I'm going to wait until the next huge jump to upgrade. I'm talking about a jump as big as the Pentium 4 -> Core2Duo.
[QUOTE=dedo678;48390223]I'm going to wait until the next huge jump to upgrade. I'm talking about a jump as big as the Pentium 4 -> Core2Duo.[/QUOTE] I don't think that's ever going to happen.
[QUOTE=redBadger;48390254]I don't think that's ever going to happen.[/QUOTE] Not to mention that's like comparing Core 2 to Sandy Bridge. There was a Pentium D/Netburst between the P4 everyone loved and Core 2
I'm kind of pleased that my old i5-2400 is still worth keeping, less pleased that nearly five years on and some ticks and tocks later the performance difference is negligible.
[QUOTE=Levelog;48389681]Yes, GPU's prefer high bandwidth RAM and don't give many fucks about latency. Opposite with CPU.[/QUOTE] I was actually wondering about this the other day as well. How big of an improvement is it for iGPUs? That might make mobile gaming substantially better. The latest intel iGPUs aren't exactly incredible, but they are solid enough to run modern games on low/medium settings at moderate frame rates.

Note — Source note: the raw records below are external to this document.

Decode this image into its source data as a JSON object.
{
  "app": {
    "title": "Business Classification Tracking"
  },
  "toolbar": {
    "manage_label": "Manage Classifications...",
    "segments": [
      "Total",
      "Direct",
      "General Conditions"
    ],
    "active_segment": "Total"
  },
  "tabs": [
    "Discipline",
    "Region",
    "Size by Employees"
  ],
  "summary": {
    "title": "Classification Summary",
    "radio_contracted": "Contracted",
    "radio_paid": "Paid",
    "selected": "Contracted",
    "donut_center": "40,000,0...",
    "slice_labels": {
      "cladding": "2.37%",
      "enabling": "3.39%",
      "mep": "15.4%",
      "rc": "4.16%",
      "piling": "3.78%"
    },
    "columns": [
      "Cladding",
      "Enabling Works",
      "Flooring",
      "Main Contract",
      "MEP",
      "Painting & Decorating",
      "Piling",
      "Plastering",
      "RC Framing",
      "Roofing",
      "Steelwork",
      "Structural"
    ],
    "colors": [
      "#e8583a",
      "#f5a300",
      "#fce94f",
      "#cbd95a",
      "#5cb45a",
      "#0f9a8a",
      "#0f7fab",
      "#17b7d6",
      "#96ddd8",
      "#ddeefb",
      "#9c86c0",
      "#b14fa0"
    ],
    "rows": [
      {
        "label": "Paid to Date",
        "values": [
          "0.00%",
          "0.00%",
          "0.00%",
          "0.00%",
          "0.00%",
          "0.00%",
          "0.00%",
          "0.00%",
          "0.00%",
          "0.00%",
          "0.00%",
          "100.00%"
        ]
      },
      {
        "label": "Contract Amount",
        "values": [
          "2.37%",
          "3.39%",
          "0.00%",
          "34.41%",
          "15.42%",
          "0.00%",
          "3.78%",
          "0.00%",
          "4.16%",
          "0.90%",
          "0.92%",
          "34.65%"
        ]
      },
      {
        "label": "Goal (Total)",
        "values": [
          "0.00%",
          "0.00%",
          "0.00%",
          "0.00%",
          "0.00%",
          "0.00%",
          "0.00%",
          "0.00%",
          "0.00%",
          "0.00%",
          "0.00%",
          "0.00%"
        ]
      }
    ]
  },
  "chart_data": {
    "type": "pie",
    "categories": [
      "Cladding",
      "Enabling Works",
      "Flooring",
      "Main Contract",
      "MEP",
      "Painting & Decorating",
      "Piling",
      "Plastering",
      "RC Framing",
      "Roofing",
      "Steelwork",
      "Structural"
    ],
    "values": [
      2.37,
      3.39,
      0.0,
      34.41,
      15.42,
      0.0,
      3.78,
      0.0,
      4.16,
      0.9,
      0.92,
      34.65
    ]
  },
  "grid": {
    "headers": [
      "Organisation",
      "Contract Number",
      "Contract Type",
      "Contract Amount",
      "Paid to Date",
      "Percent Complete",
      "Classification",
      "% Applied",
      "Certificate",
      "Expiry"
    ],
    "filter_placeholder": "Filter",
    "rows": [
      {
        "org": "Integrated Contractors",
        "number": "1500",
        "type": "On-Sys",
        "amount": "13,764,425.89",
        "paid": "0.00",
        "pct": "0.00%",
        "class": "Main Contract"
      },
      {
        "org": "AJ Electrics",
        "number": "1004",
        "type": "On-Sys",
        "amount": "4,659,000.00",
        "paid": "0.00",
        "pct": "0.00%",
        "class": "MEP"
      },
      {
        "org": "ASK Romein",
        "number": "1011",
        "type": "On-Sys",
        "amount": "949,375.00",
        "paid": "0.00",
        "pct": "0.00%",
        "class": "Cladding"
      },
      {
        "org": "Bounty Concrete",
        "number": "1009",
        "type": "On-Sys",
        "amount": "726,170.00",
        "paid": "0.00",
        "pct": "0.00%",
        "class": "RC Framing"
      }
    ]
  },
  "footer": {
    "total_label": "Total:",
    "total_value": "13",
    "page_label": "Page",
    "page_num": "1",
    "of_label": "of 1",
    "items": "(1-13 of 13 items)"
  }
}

[QUOTE=Zephyrs;48391511]I was actually wondering about this the other day as well. How big of an improvement is it for iGPUs? That might make mobile gaming substantially better. The latest intel iGPUs aren't exactly incredible, but they are solid enough to run modern games on low/medium settings at moderate frame rates.[/QUOTE] Time will tell. These will be the first DDR4 friendly chips with iGPU's. It could turn out well.

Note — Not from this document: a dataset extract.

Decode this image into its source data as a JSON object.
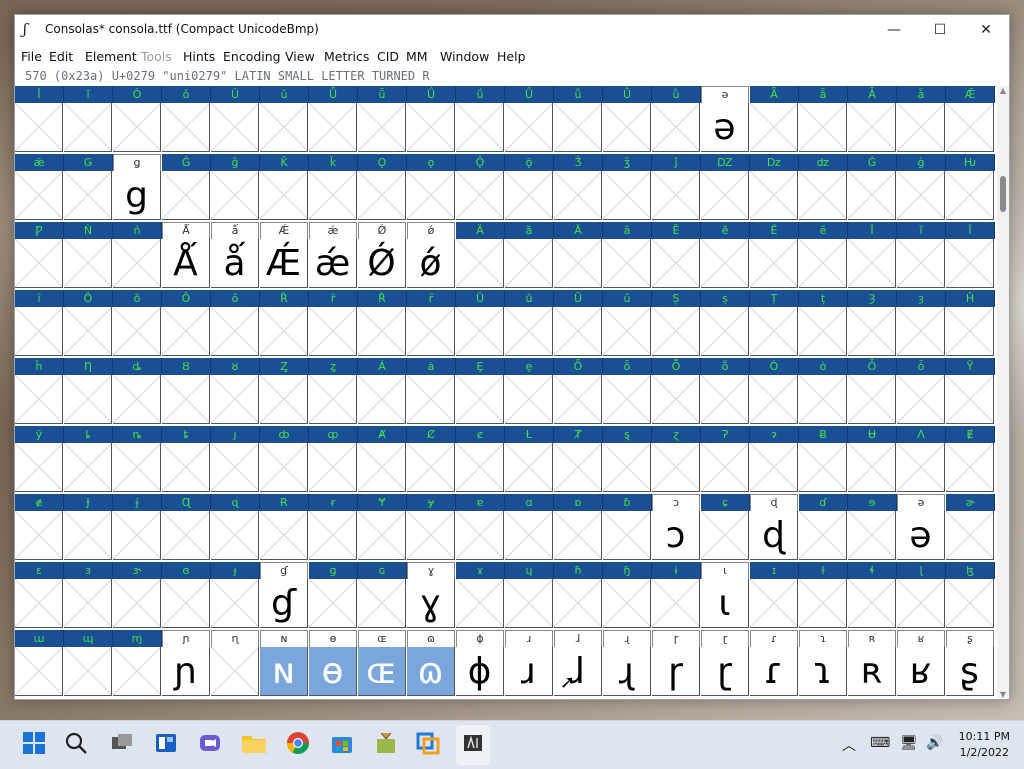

[QUOTE=Levelog;48391610]Time will tell. These will be the first DDR4 friendly chips with iGPU's. It could turn out well.[/QUOTE] Anandtech's benchmarks showed a pretty big difference in performance between the i7 with DDR3 and DDR4 on the iGPU, with DDR4 in the lead by a pretty decent amount. It isn't at AMD's level of IGP performance though.
[QUOTE=cpt.armadillo;48391804]Anandtech's benchmarks showed a pretty big difference in performance between the i7 with DDR3 and DDR4 on the iGPU, with DDR4 in the lead by a pretty decent amount. It isn't at AMD's level of IGP performance though.[/QUOTE] Yeah, my AMD A8 has a TDP of 65w. If I could have their last improvement plus DDR4 it'd be an extremely capable SFF light gaming machine that draws very little power. (And hence needs less cooling space and is quieter)
Everyone with a lot of money to spend is buying Intel and to a lesser extent nVidia. AMD needs to go after the budget gaming market -- everyone I've seen build a 300-400$ computer for entry level gaming used an AMD APU with decent results. Make a clear GPU upgrade path through the Radeon series and you might even get people who have been using the AMD system for so long that even when they can, they won't go with the other guys.
[QUOTE=Sand Castle;48391961]Everyone with a lot of money to spend is buying Intel and to a lesser extent nVidia. AMD needs to go after the budget gaming market -- everyone I've seen build a 300-400$ computer for entry level gaming used an AMD APU with decent results. Make a clear GPU upgrade path through the Radeon series and you might even get people who have been using the AMD system for so long that even when they can, they won't go with the other guys.[/QUOTE] It's actually pretty damn clear for the upgrade path. For the 200 series it went 240, 250, 260, 260x, 270, 270x, 280...etc
[QUOTE=Levelog;48392778]It's actually pretty damn clear for the upgrade path. For the 200 series it went 240, 250, 260, 260x, 270, 270x, 280...etc[/QUOTE] And the r9 series is pretty clear with 380, 390 390x fury x etc.. It's about as standardized as Nvidia's.